Ses fautes même sont utiles, car chacune de ses fautes est l’occasion d’un progrès dans l’opération du dressage. La simple accumulation des punitions l’amène en fin de compte à une complète docilité. Bien remarquer que le dressage est une opération finie. Le cheval peut être d’un tempérament très difficile, et peut rester longtemps sans qu’il y ait progrès sensible, mais on est absolument sûr qu’en le punissant une fois après l’autre il deviendra finalement d’une docilité parfaite.

Telle est la source de la sécurité et le fondement de la vertu d’espérance. Le mal en nous est fini comme nous-mêmes. Le bien à l’aide duquel nous le combattons est hors de nous et infini. Donc il est absolument sûr que le mal s’épuisera.

Remarquer que si ce dressage est une opération volontaire, et par suite naturelle, il ne s’accomplit cependant qu’autant que l’âme est touchée par le souvenir des choses de là-haut et que les ailes commencent à germer.

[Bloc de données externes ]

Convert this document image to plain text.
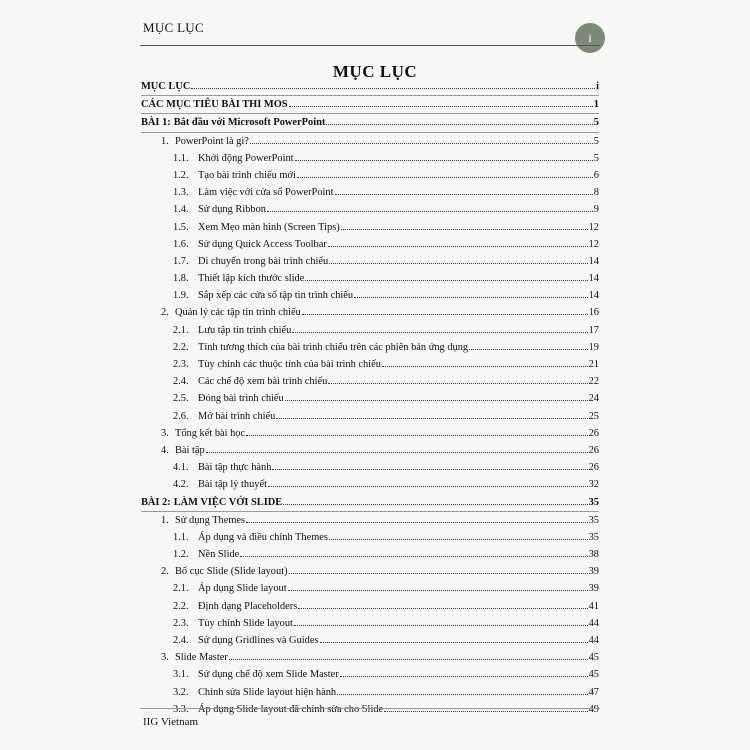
MỤC LỤC
i
MỤC LỤC
MỤC LỤC	i
CÁC MỤC TIÊU BÀI THI MOS	1
BÀI 1: Bắt đầu với Microsoft PowerPoint	5
1. PowerPoint là gì?	5
1.1. Khởi động PowerPoint	5
1.2. Tạo bài trình chiếu mới	6
1.3. Làm việc với cửa sổ PowerPoint	8
1.4. Sử dụng Ribbon	9
1.5. Xem Mẹo màn hình (Screen Tips)	12
1.6. Sử dụng Quick Access Toolbar	12
1.7. Di chuyển trong bài trình chiếu	14
1.8. Thiết lập kích thước slide	14
1.9. Sắp xếp các cửa sổ tập tin trình chiếu	14
2. Quản lý các tập tin trình chiếu	16
2.1. Lưu tập tin trình chiếu	17
2.2. Tính tương thích của bài trình chiếu trên các phiên bản ứng dụng	19
2.3. Tùy chỉnh các thuộc tính của bài trình chiếu	21
2.4. Các chế độ xem bài trình chiếu	22
2.5. Đóng bài trình chiếu	24
2.6. Mở bài trình chiếu	25
3. Tổng kết bài học	26
4. Bài tập	26
4.1. Bài tập thực hành	26
4.2. Bài tập lý thuyết	32
BÀI 2: LÀM VIỆC VỚI SLIDE	35
1. Sử dụng Themes	35
1.1. Áp dụng và điều chỉnh Themes	35
1.2. Nền Slide	38
2. Bố cục Slide (Slide layout)	39
2.1. Áp dụng Slide layout	39
2.2. Định dạng Placeholders	41
2.3. Tùy chỉnh Slide layout	44
2.4. Sử dụng Gridlines và Guides	44
3. Slide Master	45
3.1. Sử dụng chế độ xem Slide Master	45
3.2. Chỉnh sửa Slide layout hiện hành	47
3.3. Áp dụng Slide layout đã chỉnh sửa cho Slide	49
IIG Vietnam
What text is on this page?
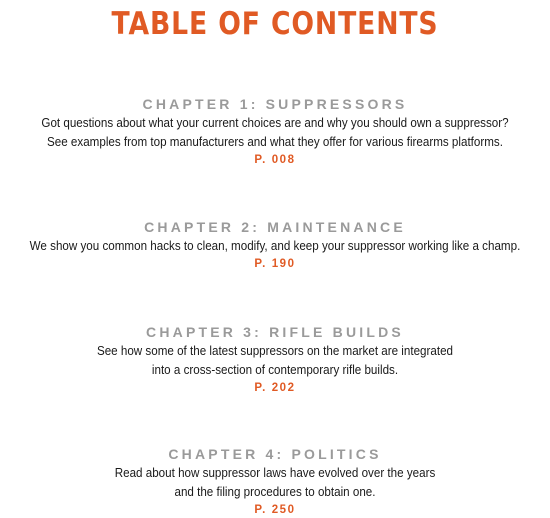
TABLE OF CONTENTS
CHAPTER 1: SUPPRESSORS
Got questions about what your current choices are and why you should own a suppressor?
See examples from top manufacturers and what they offer for various firearms platforms.
P. 008
CHAPTER 2: MAINTENANCE
We show you common hacks to clean, modify, and keep your suppressor working like a champ.
P. 190
CHAPTER 3: RIFLE BUILDS
See how some of the latest suppressors on the market are integrated
into a cross-section of contemporary rifle builds.
P. 202
CHAPTER 4: POLITICS
Read about how suppressor laws have evolved over the years
and the filing procedures to obtain one.
P. 250
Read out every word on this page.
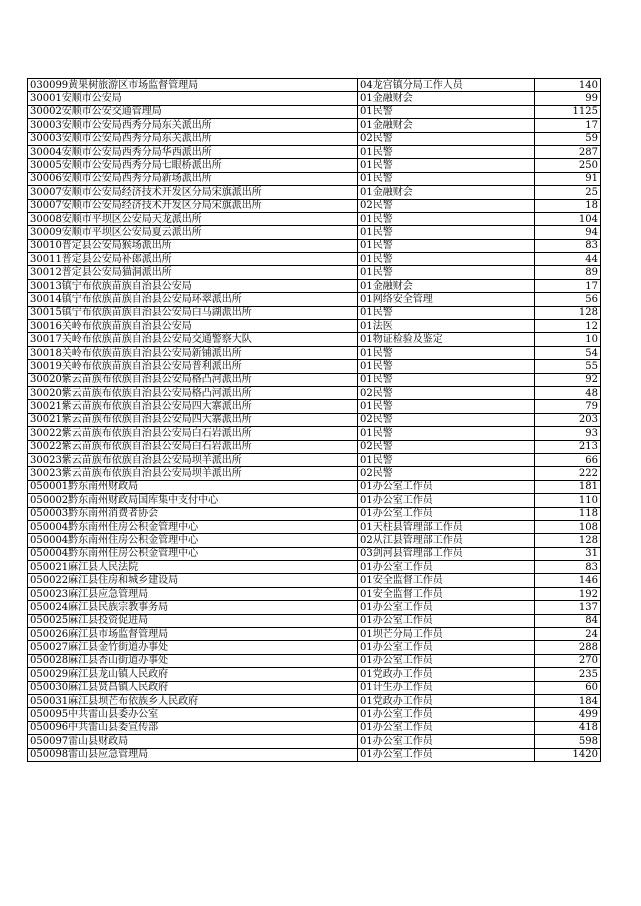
030099黄果树旅游区市场监督管理局	04龙宫镇分局工作人员	140
30001安顺市公安局	01金融财会	99
30002安顺市公安交通管理局	01民警	1125
30003安顺市公安局西秀分局东关派出所	01金融财会	17
30003安顺市公安局西秀分局东关派出所	02民警	59
30004安顺市公安局西秀分局华西派出所	01民警	287
30005安顺市公安局西秀分局七眼桥派出所	01民警	250
30006安顺市公安局西秀分局新场派出所	01民警	91
30007安顺市公安局经济技术开发区分局宋旗派出所	01金融财会	25
30007安顺市公安局经济技术开发区分局宋旗派出所	02民警	18
30008安顺市平坝区公安局天龙派出所	01民警	104
30009安顺市平坝区公安局夏云派出所	01民警	94
30010普定县公安局猴场派出所	01民警	83
30011普定县公安局补郎派出所	01民警	44
30012普定县公安局猫洞派出所	01民警	89
30013镇宁布依族苗族自治县公安局	01金融财会	17
30014镇宁布依族苗族自治县公安局环翠派出所	01网络安全管理	56
30015镇宁布依族苗族自治县公安局白马湖派出所	01民警	128
30016关岭布依族苗族自治县公安局	01法医	12
30017关岭布依族苗族自治县公安局交通警察大队	01物证检验及鉴定	10
30018关岭布依族苗族自治县公安局新铺派出所	01民警	54
30019关岭布依族苗族自治县公安局普利派出所	01民警	55
30020紫云苗族布依族自治县公安局格凸河派出所	01民警	92
30020紫云苗族布依族自治县公安局格凸河派出所	02民警	48
30021紫云苗族布依族自治县公安局四大寨派出所	01民警	79
30021紫云苗族布依族自治县公安局四大寨派出所	02民警	203
30022紫云苗族布依族自治县公安局白石岩派出所	01民警	93
30022紫云苗族布依族自治县公安局白石岩派出所	02民警	213
30023紫云苗族布依族自治县公安局坝羊派出所	01民警	66
30023紫云苗族布依族自治县公安局坝羊派出所	02民警	222
050001黔东南州财政局	01办公室工作员	181
050002黔东南州财政局国库集中支付中心	01办公室工作员	110
050003黔东南州消费者协会	01办公室工作员	118
050004黔东南州住房公积金管理中心	01天柱县管理部工作员	108
050004黔东南州住房公积金管理中心	02从江县管理部工作员	128
050004黔东南州住房公积金管理中心	03剑河县管理部工作员	31
050021麻江县人民法院	01办公室工作员	83
050022麻江县住房和城乡建设局	01安全监督工作员	146
050023麻江县应急管理局	01安全监督工作员	192
050024麻江县民族宗教事务局	01办公室工作员	137
050025麻江县投资促进局	01办公室工作员	84
050026麻江县市场监督管理局	01坝芒分局工作员	24
050027麻江县金竹街道办事处	01办公室工作员	288
050028麻江县杏山街道办事处	01办公室工作员	270
050029麻江县龙山镇人民政府	01党政办工作员	235
050030麻江县贤昌镇人民政府	01计生办工作员	60
050031麻江县坝芒布依族乡人民政府	01党政办工作员	184
050095中共雷山县委办公室	01办公室工作员	499
050096中共雷山县委宣传部	01办公室工作员	418
050097雷山县财政局	01办公室工作员	598
050098雷山县应急管理局	01办公室工作员	1420
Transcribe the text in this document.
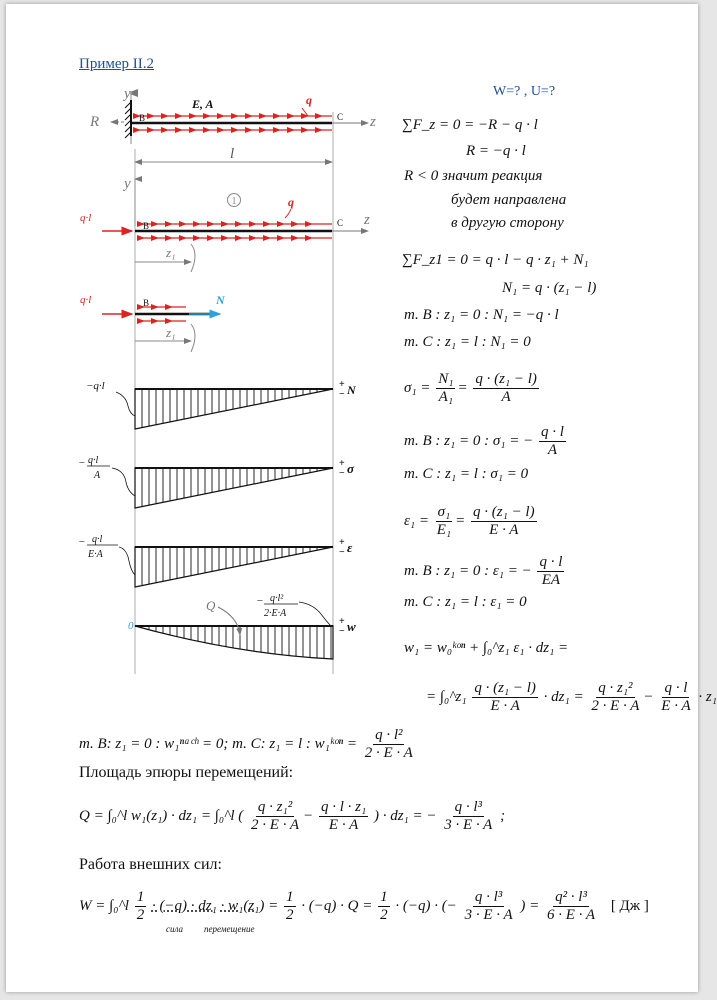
Пример II.2
W=? , U=?
y
R	B	C
E, A	q
z
l
y
1
q·l
B	C
q
z
z₁
q·l	B	N
z₁
−q·l	+
− N
− q·l
A
+
− σ
− q·l
E·A
+
− ε
0
Q	− q·l²
2·E·A
+
− w
∑F_z = 0 = −R − q · l
R = −q · l
R < 0 значит реакция
будет направлена
в другую сторону
∑F_z1 = 0 = q · l − q · z₁ + N₁
N₁ = q · (z₁ − l)
т. B : z₁ = 0 : N₁ = −q · l
т. C : z₁ = l : N₁ = 0
$\sigma_1 = \frac{\text{N₁}}{\text{A₁}} = \frac{\text{q · (z₁ − l)}}{A}$
т. B : z₁ = 0 : σ₁ = − $\frac{q \cdot l}{A}$
т. C : z₁ = l : σ₁ = 0
$\varepsilon_1 = \frac{\text{σ₁}}{\text{E₁}} = \frac{\text{q · (z₁ − l)}}{E \cdot A}$
т. B : z₁ = 0 : ε₁ = − $\frac{q \cdot l}{EA}$
т. C : z₁ = l : ε₁ = 0
w₁ = w₀ᵏᵒⁿ + ∫₀^z₁ ε₁ · dz₁ =
= ∫₀^z₁ $\frac{\text{q · (z₁ − l)}}{E \cdot A} \cdot dz_1 = \frac{\text{q · z₁²}}{2 \cdot E \cdot A} - \frac{q \cdot l}{E \cdot A} \cdot z_1$
т. B: z₁ = 0 : w₁ⁿᵃᶜʰ = 0; т. C: z₁ = l : w₁ᵏᵒⁿ = $\frac{\text{q · l²}}{2 \cdot E \cdot A}$
Площадь эпюры перемещений:
Q = ∫₀^l w₁(z₁) · dz₁ = ∫₀^l ( $\frac{\text{q · z₁²}}{2 \cdot E \cdot A} - \frac{\text{q · l · z₁}}{E \cdot A}$ ) · dz₁ = − $\frac{\text{q · l³}}{3 \cdot E \cdot A}$ ;
Работа внешних сил:
W = ∫₀^l $\frac{1}{2} \cdot (-q) \cdot dz_1 \cdot w_1(z_1) = \frac{1}{2} \cdot (-q) \cdot Q = \frac{1}{2} \cdot (-q)$ · (− $\frac{\text{q · l³}}{3 \cdot E \cdot A}$ ) = $\frac{\text{q² · l³}}{6 \cdot E \cdot A}$ [ Дж ]
сила перемещение
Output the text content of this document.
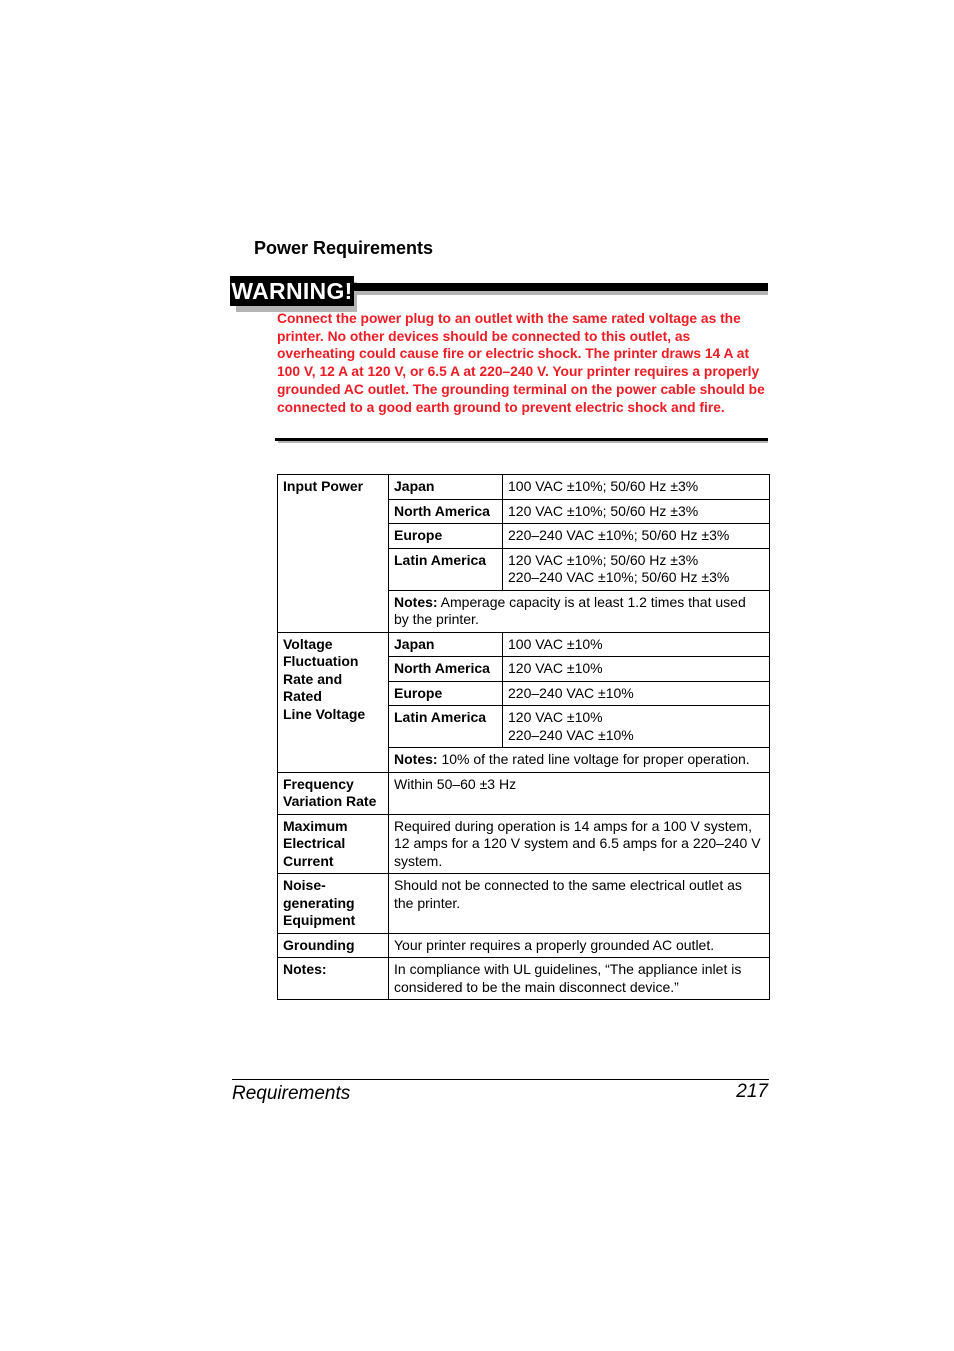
Power Requirements
WARNING!

Connect the power plug to an outlet with the same rated voltage as the printer. No other devices should be connected to this outlet, as overheating could cause fire or electric shock. The printer draws 14 A at 100 V, 12 A at 120 V, or 6.5 A at 220–240 V. Your printer requires a properly grounded AC outlet. The grounding terminal on the power cable should be connected to a good earth ground to prevent electric shock and fire.

Input Power	Japan	100 VAC ±10%; 50/60 Hz ±3%
	North America	120 VAC ±10%; 50/60 Hz ±3%
	Europe	220–240 VAC ±10%; 50/60 Hz ±3%
	Latin America	120 VAC ±10%; 50/60 Hz ±3%
220–240 VAC ±10%; 50/60 Hz ±3%

	Notes: Amperage capacity is at least 1.2 times that used by the printer.	

Voltage
Fluctuation
Rate and Rated
Line Voltage	Japan	100 VAC ±10%
	North America	120 VAC ±10%
	Europe	220–240 VAC ±10%
	Latin America	120 VAC ±10%
220–240 VAC ±10%

	Notes: 10% of the rated line voltage for proper operation.	

Frequency
Variation Rate	Within 50–60 ±3 Hz	

Maximum
Electrical
Current	Required during operation is 14 amps for a 100 V system, 12 amps for a 120 V system and 6.5 amps for a 220–240 V system.	

Noise-
generating
Equipment	Should not be connected to the same electrical outlet as the printer.	
Grounding	Your printer requires a properly grounded AC outlet.	
Notes:	In compliance with UL guidelines, “The appliance inlet is considered to be the main disconnect device.”	
Requirements	217
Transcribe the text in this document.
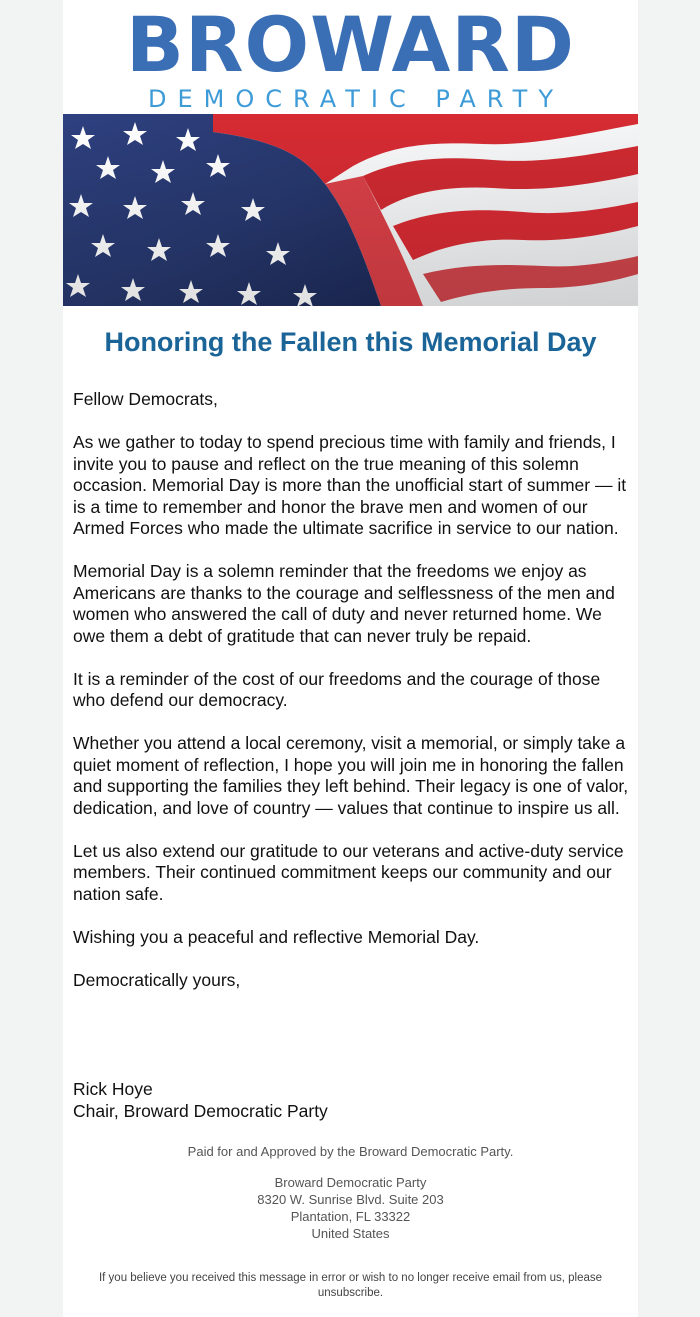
BROWARD
DEMOCRATIC PARTY
Honoring the Fallen this Memorial Day

Fellow Democrats,

As we gather to today to spend precious time with family and friends, I invite you to pause and reflect on the true meaning of this solemn occasion. Memorial Day is more than the unofficial start of summer — it is a time to remember and honor the brave men and women of our Armed Forces who made the ultimate sacrifice in service to our nation.

Memorial Day is a solemn reminder that the freedoms we enjoy as Americans are thanks to the courage and selflessness of the men and women who answered the call of duty and never returned home. We owe them a debt of gratitude that can never truly be repaid.

It is a reminder of the cost of our freedoms and the courage of those who defend our democracy.

Whether you attend a local ceremony, visit a memorial, or simply take a quiet moment of reflection, I hope you will join me in honoring the fallen and supporting the families they left behind. Their legacy is one of valor, dedication, and love of country — values that continue to inspire us all.

Let us also extend our gratitude to our veterans and active-duty service members. Their continued commitment keeps our community and our nation safe.

Wishing you a peaceful and reflective Memorial Day.

Democratically yours,

Rick Hoye
Chair, Broward Democratic Party
Paid for and Approved by the Broward Democratic Party.
Broward Democratic Party
8320 W. Sunrise Blvd. Suite 203
Plantation, FL 33322
United States
If you believe you received this message in error or wish to no longer receive email from us, please unsubscribe.
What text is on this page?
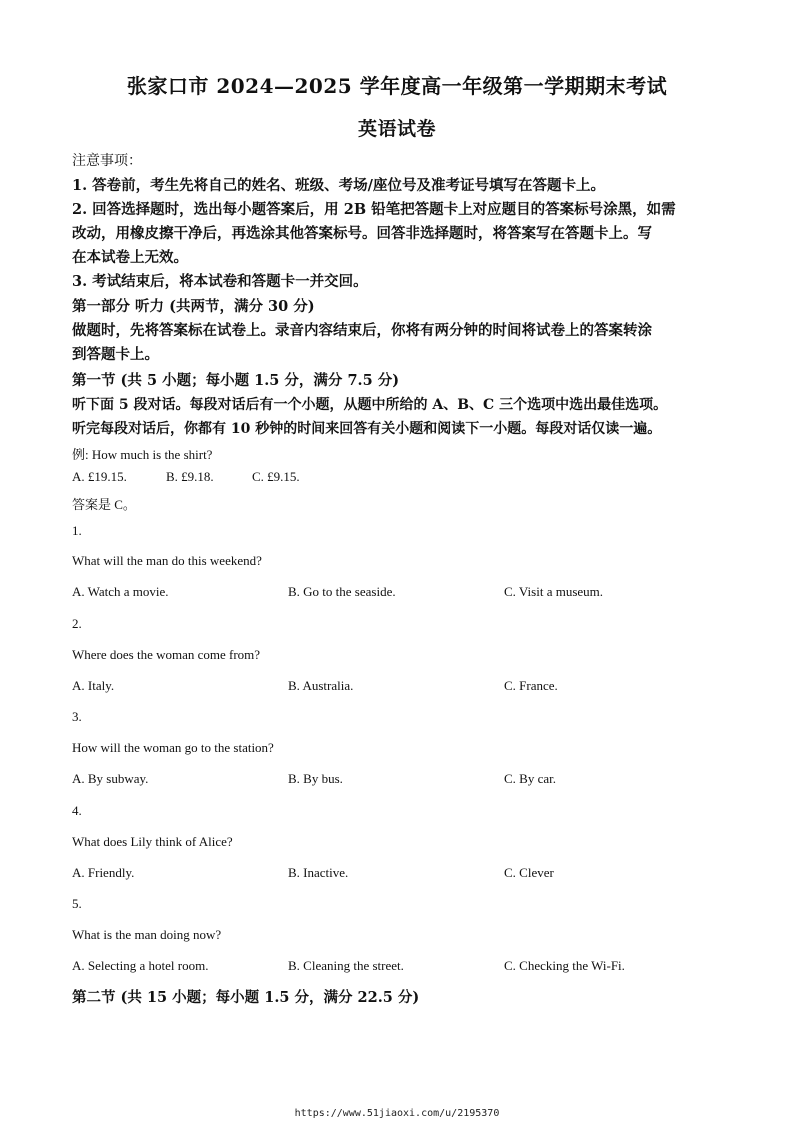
张家口市 2024—2025 学年度高一年级第一学期期末考试
英语试卷
注意事项：
1. 答卷前，考生先将自己的姓名、班级、考场/座位号及准考证号填写在答题卡上。
2. 回答选择题时，选出每小题答案后，用 2B 铅笔把答题卡上对应题目的答案标号涂黑，如需
改动，用橡皮擦干净后，再选涂其他答案标号。回答非选择题时，将答案写在答题卡上。写
在本试卷上无效。
3. 考试结束后，将本试卷和答题卡一并交回。
第一部分 听力 (共两节，满分 30 分)
做题时，先将答案标在试卷上。录音内容结束后，你将有两分钟的时间将试卷上的答案转涂
到答题卡上。
第一节 (共 5 小题；每小题 1.5 分，满分 7.5 分)
听下面 5 段对话。每段对话后有一个小题，从题中所给的 A、B、C 三个选项中选出最佳选项。
听完每段对话后，你都有 10 秒钟的时间来回答有关小题和阅读下一小题。每段对话仅读一遍。
例: How much is the shirt?
A. £19.15.	B. £9.18.	C. £9.15.
答案是 C。
1.
What will the man do this weekend?
A. Watch a movie.	B. Go to the seaside.	C. Visit a museum.
2.
Where does the woman come from?
A. Italy.	B. Australia.	C. France.
3.
How will the woman go to the station?
A. By subway.	B. By bus.	C. By car.
4.
What does Lily think of Alice?
A. Friendly.	B. Inactive.	C. Clever
5.
What is the man doing now?
A. Selecting a hotel room.	B. Cleaning the street.	C. Checking the Wi-Fi.
第二节 (共 15 小题；每小题 1.5 分，满分 22.5 分)
https://www.51jiaoxi.com/u/2195370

Et c’est une opération négative.

Quant à ce qui opère le salut, la grâce accompagnée de joie et de douleur, c’est une chose que nous recevons sans y avoir aucune part, sinon qu’il faut nous maintenir exposés à la grâce ; c’est-à-dire maintenir l’attention orientée avec amour vers le bien. Le reste, pénible ou suave, s’opère en nous sans nous. C’est là ce qui prouve que c’est vraiment une mystique, qu’il y ait le second élément.

Une fois le mauvais cheval dompté, l’être qui aime, et, par un effet de contagion, l’être aimé, se souviennent de plus en plus de ce qui est là-haut. Ici la philosophie intervient de nouveau, mais Platon ne dit pas à quel genre d’étude il pense.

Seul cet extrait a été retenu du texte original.